Cuando cesó, había más luz de lo que Jia podía comprender. Era de día. De algún modo, el sótano se había abierto y lo había dejado en un foso lleno de grises pedazos de cemento y otros escombros más pequeños. El aire estaba inundado de polvo. Olía a carne chamuscada, y Jia tanteó el espacio para ubicarse. El cielo estaba todavía oscuro y gris. Aunque las horas anteriores al alba eran mucho más luminosas que unas cuantas bombillas, todavía quedaba una hora para amanecer en California, si es que la mañana llegaba alguna vez.

Se escucharon voces desde la roca. Había papeles tirados por todas partes en pequeños rectángulos blancos. Algunas de las páginas volaban al tiempo que el polvo se levantaba con el mismo aire caliente. Mientras se levantaba como podía, Jia identificó las inesperadas formas de unas camas y aparatos electrónicos aplastados, e incluso la de un camión entero que debía de haber caído allí. Aquel revoltijo estaba también plagado de cuerpos. Sólo algunos se movían. No todos estaban enteros. Jia vio a un hombre muerto atrapado bajo una masa de cemento, y a otro al que le faltaba la mandíbula y un brazo.

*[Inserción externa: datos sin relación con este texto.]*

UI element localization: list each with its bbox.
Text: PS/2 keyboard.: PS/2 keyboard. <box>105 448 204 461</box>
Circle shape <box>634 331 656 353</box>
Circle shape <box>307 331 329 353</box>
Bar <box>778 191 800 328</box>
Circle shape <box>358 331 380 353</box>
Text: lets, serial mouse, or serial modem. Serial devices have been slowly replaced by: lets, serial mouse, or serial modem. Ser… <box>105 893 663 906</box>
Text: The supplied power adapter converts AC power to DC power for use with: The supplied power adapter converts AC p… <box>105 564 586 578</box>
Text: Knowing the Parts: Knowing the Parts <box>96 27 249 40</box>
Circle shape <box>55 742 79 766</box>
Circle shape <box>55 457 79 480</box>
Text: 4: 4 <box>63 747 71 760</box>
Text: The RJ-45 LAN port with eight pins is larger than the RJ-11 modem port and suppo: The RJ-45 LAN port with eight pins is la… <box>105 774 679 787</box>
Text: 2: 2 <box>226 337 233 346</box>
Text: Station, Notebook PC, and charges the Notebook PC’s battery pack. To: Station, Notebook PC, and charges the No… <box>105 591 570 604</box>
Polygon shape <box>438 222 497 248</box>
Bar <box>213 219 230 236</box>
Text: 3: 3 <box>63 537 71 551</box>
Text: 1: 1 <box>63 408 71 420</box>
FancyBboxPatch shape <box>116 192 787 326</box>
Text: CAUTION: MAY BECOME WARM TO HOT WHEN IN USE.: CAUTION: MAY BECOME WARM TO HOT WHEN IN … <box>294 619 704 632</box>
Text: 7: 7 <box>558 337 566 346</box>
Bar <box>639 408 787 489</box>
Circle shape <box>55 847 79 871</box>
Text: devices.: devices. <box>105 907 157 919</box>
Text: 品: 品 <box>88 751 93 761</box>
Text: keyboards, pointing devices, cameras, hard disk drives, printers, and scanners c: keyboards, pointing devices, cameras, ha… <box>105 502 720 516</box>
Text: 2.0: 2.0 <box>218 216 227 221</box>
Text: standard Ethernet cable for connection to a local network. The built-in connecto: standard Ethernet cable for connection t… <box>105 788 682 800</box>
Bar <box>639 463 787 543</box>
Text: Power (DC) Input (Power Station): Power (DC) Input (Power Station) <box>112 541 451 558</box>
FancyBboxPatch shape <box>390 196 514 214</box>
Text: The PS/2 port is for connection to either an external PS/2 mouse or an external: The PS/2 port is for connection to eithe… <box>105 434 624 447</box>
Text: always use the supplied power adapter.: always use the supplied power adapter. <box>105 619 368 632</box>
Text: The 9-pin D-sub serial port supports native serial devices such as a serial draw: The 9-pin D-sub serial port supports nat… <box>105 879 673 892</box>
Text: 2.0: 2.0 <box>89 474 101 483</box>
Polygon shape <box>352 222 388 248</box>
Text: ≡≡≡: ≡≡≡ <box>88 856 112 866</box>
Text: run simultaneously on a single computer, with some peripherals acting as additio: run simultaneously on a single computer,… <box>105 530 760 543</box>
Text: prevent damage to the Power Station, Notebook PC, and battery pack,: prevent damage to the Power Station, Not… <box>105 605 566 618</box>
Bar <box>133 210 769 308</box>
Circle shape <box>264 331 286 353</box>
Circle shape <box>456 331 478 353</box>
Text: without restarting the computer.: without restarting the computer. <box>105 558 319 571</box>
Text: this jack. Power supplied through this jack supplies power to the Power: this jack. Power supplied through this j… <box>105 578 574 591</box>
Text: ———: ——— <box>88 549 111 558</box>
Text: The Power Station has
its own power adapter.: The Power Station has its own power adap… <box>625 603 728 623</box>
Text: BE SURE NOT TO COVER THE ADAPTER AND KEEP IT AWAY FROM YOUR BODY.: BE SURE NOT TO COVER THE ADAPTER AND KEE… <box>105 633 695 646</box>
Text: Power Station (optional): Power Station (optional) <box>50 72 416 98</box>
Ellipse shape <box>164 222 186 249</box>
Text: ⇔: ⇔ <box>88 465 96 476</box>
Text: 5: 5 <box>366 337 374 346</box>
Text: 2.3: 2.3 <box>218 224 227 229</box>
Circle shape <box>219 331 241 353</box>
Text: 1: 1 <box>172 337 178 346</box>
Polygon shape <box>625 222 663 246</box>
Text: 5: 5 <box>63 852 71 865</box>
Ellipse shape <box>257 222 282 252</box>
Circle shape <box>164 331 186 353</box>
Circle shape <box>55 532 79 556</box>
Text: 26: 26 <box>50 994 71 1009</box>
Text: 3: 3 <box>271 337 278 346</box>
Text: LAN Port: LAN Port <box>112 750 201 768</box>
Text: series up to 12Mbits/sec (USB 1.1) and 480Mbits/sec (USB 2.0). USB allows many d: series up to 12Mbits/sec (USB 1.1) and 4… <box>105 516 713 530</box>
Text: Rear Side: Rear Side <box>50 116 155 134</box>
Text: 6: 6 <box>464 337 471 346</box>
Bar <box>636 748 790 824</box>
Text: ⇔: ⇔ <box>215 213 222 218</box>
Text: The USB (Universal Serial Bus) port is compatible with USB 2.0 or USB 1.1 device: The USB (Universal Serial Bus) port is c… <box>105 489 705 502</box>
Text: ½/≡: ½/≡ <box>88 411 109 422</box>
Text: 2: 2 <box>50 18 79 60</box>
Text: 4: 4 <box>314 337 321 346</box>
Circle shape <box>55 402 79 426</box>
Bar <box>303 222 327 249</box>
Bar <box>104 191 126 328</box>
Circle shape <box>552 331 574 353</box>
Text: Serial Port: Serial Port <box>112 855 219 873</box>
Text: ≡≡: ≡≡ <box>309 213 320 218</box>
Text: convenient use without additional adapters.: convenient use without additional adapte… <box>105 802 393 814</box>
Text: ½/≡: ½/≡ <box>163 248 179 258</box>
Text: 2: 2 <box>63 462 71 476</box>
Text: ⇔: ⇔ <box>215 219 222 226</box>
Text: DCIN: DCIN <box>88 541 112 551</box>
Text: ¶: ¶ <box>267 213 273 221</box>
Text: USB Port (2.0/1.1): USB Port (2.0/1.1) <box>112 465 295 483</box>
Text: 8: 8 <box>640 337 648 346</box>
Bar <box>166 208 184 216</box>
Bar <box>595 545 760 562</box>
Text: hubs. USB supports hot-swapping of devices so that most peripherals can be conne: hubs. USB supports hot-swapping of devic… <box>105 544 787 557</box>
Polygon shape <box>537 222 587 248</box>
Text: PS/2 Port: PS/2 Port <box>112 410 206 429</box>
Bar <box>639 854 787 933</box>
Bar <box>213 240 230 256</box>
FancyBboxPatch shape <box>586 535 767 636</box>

Se sentía como si se estuviese despertando de una pesadilla. Tal vez en el fondo siguiera gritando, pero era como si fuese demasiado pequeño como para asimilar lo que había sucedido. Lo que le rodeaba le llegaba a trozos. Vio una puerta destrozada, un depósito de agua reventado y una cajonera de escritorio sin el escritorio. También había un peine de plástico azul entre los escombros, y Jia lo observó sin comprender.

Entonces se acercó hacia el soldado mutilado. Su cara no era la de Bu y la terrible sensación de desconcierto abandonó a Jia por un instante. ¿Dónde habían estado? ¿Era aquello el pasillo?